Table/column explanations

When Provenance first encounters a workflow definition, differentiated by their workflow identifier (uuid), Provenance will perform a static analysis of the workflow structure (recursively including nested workflows), and populate these tables:

  • Workflow - the workflow definition
    • wfNameworkflow identifier from the t2flow (not the defined workflow name)
    • parentWfName - NULL or a reference to the last known workflow where this workflow appeared as a nested workflow
    • externalName - either the workflow name from the t2flow definition, or the last known processor name where this workflow was used as a nested workflow
    • dataflow -  serialised XML of the workflow (t2flow)
  • Processor - processors in workflow
    • pName - name of the processor in the workflow, or if isTopLevel is 1, the workflow name from the t2flow definition.
    • wfInstanceRef -  Workflow where this processor occurs, wfName from above (not WFInstance)
    • type is the Java classname for the first activity defined in this processor, or if isTopLevel is 1, always net.sf.taverna.t2.activities.dataflow.DataflowActivity (aliasing as a nested workflow)
    • isTopLevel - 0 by default, or 1 if this is a virtual processor representing the workflow itself.
  • Var - ports in processors/workflows
    • varName - port name, describing either a workflow or processor port
    • type - unknown, seems to always be NULL
    • inputOrOutput - 1 if this is an input port, 0 if it is an output port
    • pNameRef - references the Processor pName from above. (workflow ports in the top-level workflow are represented with pNameRef equal to the workflow name from the t2flow definition, )
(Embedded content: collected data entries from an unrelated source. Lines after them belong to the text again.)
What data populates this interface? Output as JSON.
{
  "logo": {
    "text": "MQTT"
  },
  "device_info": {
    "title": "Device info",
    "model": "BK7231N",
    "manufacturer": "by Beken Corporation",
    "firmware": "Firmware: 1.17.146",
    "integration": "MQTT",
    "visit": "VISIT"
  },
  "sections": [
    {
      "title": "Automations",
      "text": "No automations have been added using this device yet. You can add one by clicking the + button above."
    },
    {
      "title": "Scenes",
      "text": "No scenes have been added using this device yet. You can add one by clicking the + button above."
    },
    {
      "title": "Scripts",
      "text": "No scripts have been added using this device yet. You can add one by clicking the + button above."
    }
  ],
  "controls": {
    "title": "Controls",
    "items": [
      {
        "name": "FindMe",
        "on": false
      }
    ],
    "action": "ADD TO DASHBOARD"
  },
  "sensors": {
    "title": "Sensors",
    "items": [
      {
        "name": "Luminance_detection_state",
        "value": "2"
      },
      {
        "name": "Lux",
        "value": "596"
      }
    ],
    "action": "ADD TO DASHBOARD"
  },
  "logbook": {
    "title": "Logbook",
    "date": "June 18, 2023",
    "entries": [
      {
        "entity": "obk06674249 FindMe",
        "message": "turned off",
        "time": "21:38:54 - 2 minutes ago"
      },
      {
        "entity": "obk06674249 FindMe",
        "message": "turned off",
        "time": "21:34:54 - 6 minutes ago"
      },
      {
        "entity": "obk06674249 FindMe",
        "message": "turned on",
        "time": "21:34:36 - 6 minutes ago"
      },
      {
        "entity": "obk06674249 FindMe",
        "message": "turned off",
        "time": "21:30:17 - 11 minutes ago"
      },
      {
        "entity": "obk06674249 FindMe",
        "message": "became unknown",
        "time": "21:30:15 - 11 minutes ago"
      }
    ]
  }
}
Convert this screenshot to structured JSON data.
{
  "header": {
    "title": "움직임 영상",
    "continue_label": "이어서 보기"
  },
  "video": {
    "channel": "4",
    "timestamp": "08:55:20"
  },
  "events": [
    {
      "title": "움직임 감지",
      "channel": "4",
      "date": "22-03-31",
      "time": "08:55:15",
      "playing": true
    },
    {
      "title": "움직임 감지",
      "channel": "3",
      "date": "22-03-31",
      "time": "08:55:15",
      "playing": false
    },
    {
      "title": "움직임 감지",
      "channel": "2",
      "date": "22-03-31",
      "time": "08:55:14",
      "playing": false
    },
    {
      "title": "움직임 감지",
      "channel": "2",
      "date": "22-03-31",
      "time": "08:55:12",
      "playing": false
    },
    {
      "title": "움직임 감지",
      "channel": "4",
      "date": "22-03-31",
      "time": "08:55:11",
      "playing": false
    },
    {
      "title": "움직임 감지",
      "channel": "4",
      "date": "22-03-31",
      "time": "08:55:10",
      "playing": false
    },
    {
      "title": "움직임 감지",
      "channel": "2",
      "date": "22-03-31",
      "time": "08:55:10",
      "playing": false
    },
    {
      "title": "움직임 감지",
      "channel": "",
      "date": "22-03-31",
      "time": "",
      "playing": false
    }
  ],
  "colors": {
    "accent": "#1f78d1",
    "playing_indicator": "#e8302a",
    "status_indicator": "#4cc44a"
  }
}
    • wfInstanceRef - references the Workflow wfName (not the WFInstance). For processors inside nested workflows this will reference the ID of that nested workflow, for workflow ports of nested workflows there will be one entry for the nested workflow's ID and one for the parent's ID. (In both cases PNameRef will refer to the name in the parent)
    • nestingLevel - indicates the calculated depth of the port
    • actualNestingLevel - always 0 or null - even when the actual depth is 1 (like for "echo list")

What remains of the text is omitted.